Dans un fax envoyé au bureau du quotidien en anglais « The News » à Peshawar, le groupe « [assume] la responsabilité du meurtre des deux journalistes au Sud-Waziristan la semaine dernière. (. . .). Certains journalistes étaient en train de travailler pour des chrétiens (. . .). Ils sont utilisés comme des outils dans la propagande négative des chrétiens contre les moudjahidin musulmans (. . .) En plus de tuer deux journalistes, nos moudjahidin ont tué des espions américains ». Le communiqué est signé par Ahmed Farooqi, un nom inconnu des journalistes spécialistes des groupes djihadistes pakistanais. Ainsi, Rahimullah Yousafzai, correspondant de la BBC à Peshawar, a indiqué qu’il n’avait jamais entendu parler du Sipah-e-Islam et qu’il était très difficile de vérifier si ce groupe existait réellement.

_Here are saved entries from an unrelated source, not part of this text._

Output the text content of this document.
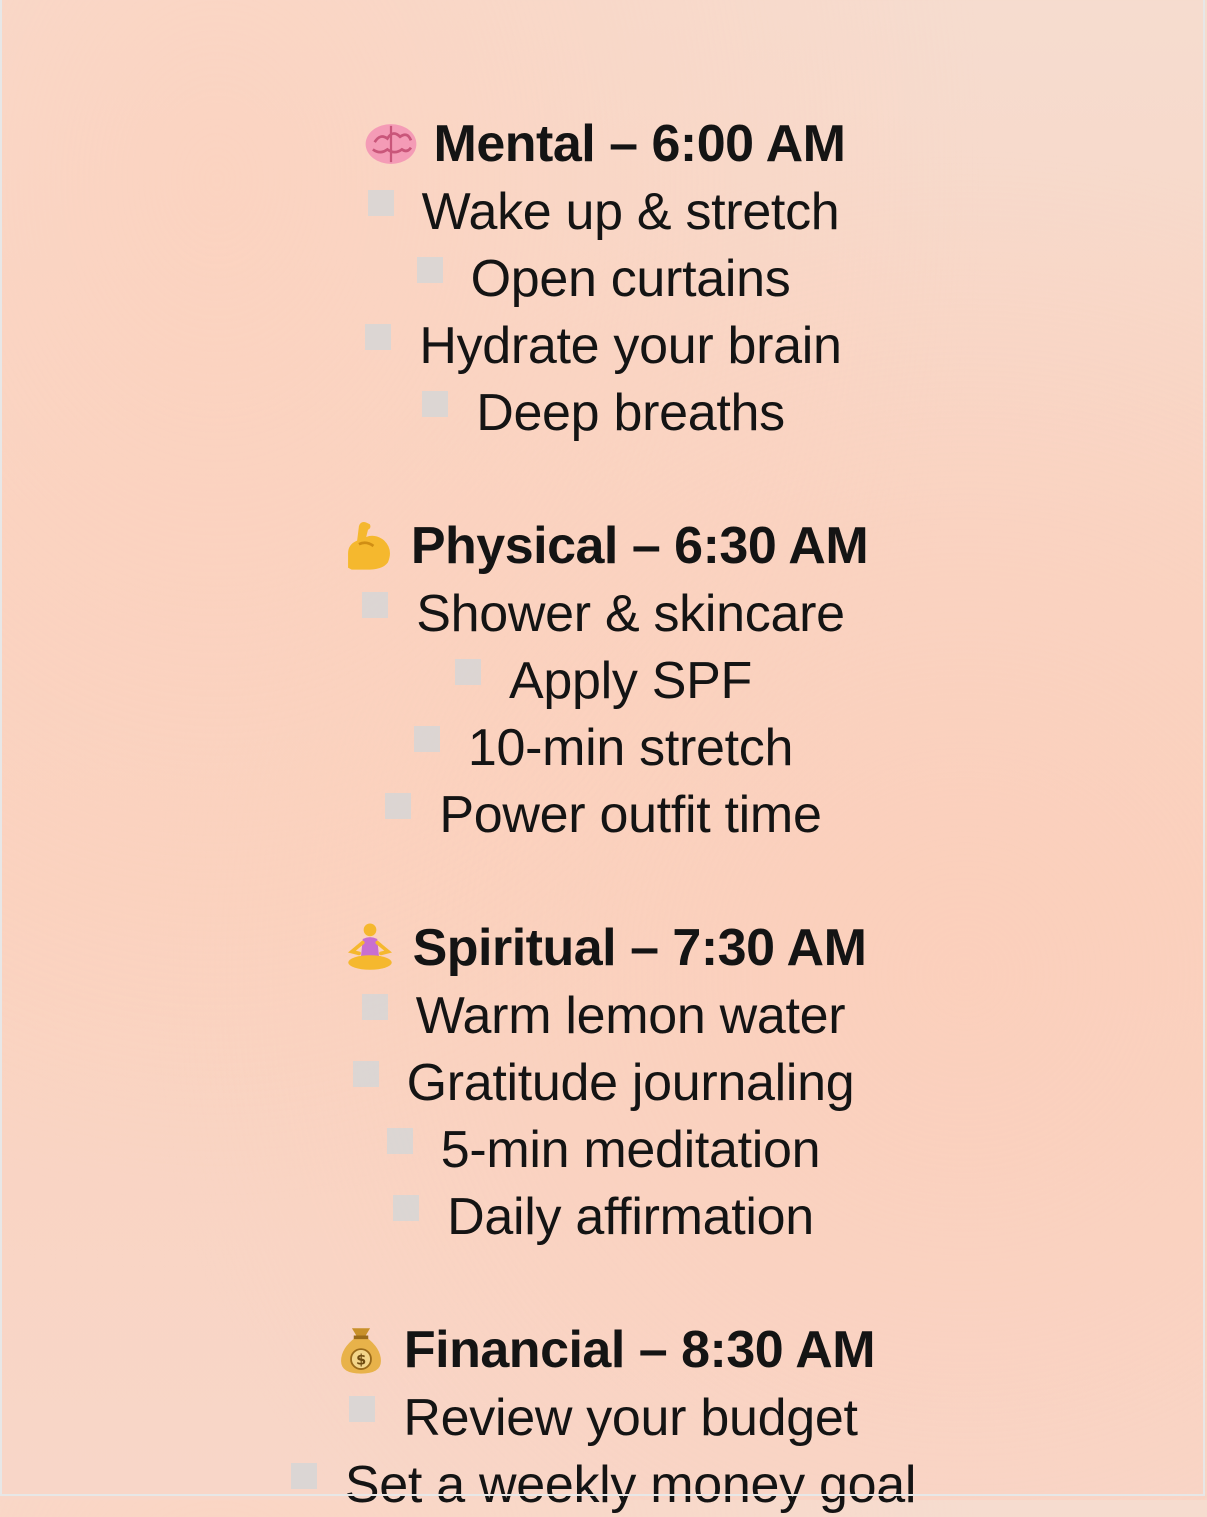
Mental – 6:00 AM
Wake up & stretch
Open curtains
Hydrate your brain
Deep breaths
Physical – 6:30 AM
Shower & skincare
Apply SPF
10-min stretch
Power outfit time
Spiritual – 7:30 AM
Warm lemon water
Gratitude journaling
5-min meditation
Daily affirmation
$ Financial – 8:30 AM
Review your budget
Set a weekly money goal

Cette revendication répond aux accusations des plus hautes autorités pakistanaises, notamment du ministre fédéral de l’Intérieur. Dans les heures qui ont suivi l’attaque, ce dernier a affirmé qu’il s’agissait d’un acte terroriste visant à saboter les efforts de pacification des autorités dans les zones tribales. Le gouverneur de la Northwest Frontier Province, Syed Iftikhar Hussain Shah, a déclaré quant à lui que ces « mécréants pouvaient être des étrangers ou des locaux. Le gouvernement les éliminera avec l’aide des tribaux ».
Le chef de guerre taliban, Abdullah Mehsud, était notamment montré du doigt par les autorités. Opposé à tout accord de paix avec l’armée, il avait violemment rejeté la réconciliation entre son ancien mentor, Baitullah Mehsud, et les autorités d’Islamabad. Il était le suspect idéal. Mais Abdullah Mehsud a rapidement démenti toute implication dans ce meurtre. Dans un appel téléphonique, le 9 février, aux correspondants de la BBC World Service et du « Daily Times » à Peshawar, le chef tribal a affirmé que son groupe armé n’avait rien à voir avec ces meurtres. « Le gouvernement a commis cet assassinat pour m’accuser. (. . .). Ce que je fais, j’en assume la responsabilité immédiatement », a-t-il affirmé. Au passage, le chef de guerre lié à Al-Qaida a menacé de représailles le correspondant de la radio britannique s’il ne publiait pas l’intégralité de l’interview.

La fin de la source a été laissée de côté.